Should I check(search) for what numbers an equation has no or infinite number of solution?

Question

I got myself a collection of solved questions from math, and currently, I am solving linear equations with parameters. Now, in the book authors plugin 1 and -1 after they solve equations, and check how many solutions an equation for those numbers have. It happens to be 1 and -1 every time, no other numbers are used, and an equation always end up with no solution or infinite number of solution for those numbers.

Now, I can't ask a teacher because I am learning this on my own(don't go to school), but is that something I should do? Should I check how many solutions an equation has for 1 and -1 or not? Or should I just write a condition that says that I can't divide with an expression if the expression is equal to zero?

I mean it is not hard to check for 1 and -1 but I don't plan to check for every number, so what is the point of checking for 1 and -1? Okay, now is easy and relatively visible but what when it gets really complicated?

Here is the picture of how it looksan example of solved task

At the end, it says for a=0, a=1, and a=-1 an equation has no solution, for everything else solution is unique.

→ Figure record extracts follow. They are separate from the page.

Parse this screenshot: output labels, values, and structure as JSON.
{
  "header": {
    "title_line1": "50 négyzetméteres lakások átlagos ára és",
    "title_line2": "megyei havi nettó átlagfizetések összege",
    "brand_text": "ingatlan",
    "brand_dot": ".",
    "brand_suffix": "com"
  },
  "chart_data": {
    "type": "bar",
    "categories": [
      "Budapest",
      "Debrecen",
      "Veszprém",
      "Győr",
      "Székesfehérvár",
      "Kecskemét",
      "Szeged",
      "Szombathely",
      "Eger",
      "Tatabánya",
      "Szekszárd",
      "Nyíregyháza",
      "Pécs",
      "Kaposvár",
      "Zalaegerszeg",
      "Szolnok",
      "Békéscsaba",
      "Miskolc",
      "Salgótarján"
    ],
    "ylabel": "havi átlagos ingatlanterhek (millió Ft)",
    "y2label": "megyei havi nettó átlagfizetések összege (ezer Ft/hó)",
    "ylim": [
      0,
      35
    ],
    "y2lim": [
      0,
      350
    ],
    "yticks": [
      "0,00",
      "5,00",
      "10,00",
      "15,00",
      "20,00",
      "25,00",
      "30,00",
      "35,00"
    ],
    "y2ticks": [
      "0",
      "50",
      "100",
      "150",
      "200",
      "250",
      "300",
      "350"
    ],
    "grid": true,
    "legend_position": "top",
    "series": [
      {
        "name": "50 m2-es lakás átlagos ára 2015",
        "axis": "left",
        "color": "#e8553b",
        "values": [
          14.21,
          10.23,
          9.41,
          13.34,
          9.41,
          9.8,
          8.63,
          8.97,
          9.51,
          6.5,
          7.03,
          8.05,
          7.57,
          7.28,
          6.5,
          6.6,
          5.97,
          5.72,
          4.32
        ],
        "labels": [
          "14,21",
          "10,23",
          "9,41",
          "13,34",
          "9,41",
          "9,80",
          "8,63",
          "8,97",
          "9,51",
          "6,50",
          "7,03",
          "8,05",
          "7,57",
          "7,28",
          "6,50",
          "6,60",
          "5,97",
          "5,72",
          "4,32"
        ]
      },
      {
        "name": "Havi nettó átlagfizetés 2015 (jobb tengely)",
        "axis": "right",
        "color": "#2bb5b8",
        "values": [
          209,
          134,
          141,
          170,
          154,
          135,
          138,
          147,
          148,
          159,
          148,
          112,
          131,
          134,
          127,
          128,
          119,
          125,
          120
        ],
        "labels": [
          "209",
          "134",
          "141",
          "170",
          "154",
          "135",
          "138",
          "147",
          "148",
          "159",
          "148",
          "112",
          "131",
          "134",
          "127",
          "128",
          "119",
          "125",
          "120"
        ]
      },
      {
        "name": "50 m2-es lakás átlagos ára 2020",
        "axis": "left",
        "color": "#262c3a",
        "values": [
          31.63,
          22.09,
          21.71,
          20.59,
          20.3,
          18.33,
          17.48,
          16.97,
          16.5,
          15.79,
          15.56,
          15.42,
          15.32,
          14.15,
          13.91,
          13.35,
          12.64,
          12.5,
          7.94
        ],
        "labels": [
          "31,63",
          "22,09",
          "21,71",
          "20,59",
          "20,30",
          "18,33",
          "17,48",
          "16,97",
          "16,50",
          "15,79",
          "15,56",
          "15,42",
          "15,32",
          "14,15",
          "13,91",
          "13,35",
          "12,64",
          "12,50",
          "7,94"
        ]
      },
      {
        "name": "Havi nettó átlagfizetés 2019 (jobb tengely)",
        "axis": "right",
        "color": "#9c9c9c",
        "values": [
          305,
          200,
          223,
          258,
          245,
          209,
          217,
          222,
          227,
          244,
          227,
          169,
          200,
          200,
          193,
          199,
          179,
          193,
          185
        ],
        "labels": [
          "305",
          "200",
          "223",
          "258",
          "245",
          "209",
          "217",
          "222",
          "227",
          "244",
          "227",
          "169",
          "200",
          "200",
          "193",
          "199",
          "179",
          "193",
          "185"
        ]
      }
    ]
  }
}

Thank you for your advice.

Answer 1

It is not that we check $1$ and $-1$ every time; rather, in all such examples, we check to make sure that we do not divide by $0$.

The example you link to starts with the equation $$\frac{x-a}{x^2-1} + \frac{a}{x^2+x} = \frac{x+a}{x^2-x}$$ and gets the solution $x = -\frac{2a}{a+1}$. There are two possible problems:

1. First of all, the solution is not valid when $a=-1$, because the solution claims that $x = -\frac{2(-1)}{0}$ when $a=-1$. We can substitute $a=-1$ in the original equation and see what it does there, but we can also look at what happened in the stap before we divided by $a+1$. At the time, we had the equation $x(-a-1)=2a$, and when $a=-1$, this equation says $0=-2$. So it has no solutions, and therefore the original equation has no solutions when $a=-1$.
2. Second, the equation we started with is not valid when $x$ is $-1$, $0$, or $1$, because in that case there is division by $0$ in that equation. So if the formula $x = -\frac{2a}{a+1}$ gives us one of these values for $x$, it is not giving us a valid answer. We can check and see that $a=0$ gives $x=0$, $a=1$ gives $x=-1$, and $a = -\frac13$ gives $x=1$.

So it would be correct to say that the equation has a unique solution when $a$ is not any of $-1$, $-\frac13$, $0$, or $1$.

The solved example does not notice the $a = -\frac13$ case, so they are not being very careful. (Also, if all the examples lead to $1$ and $-1$, then that's bad practice, since it leads to the confusion you're noticing. And if checking $1$ and $-1$ is all they do even when this doesn't make sense, then the authors are the ones who are confused!)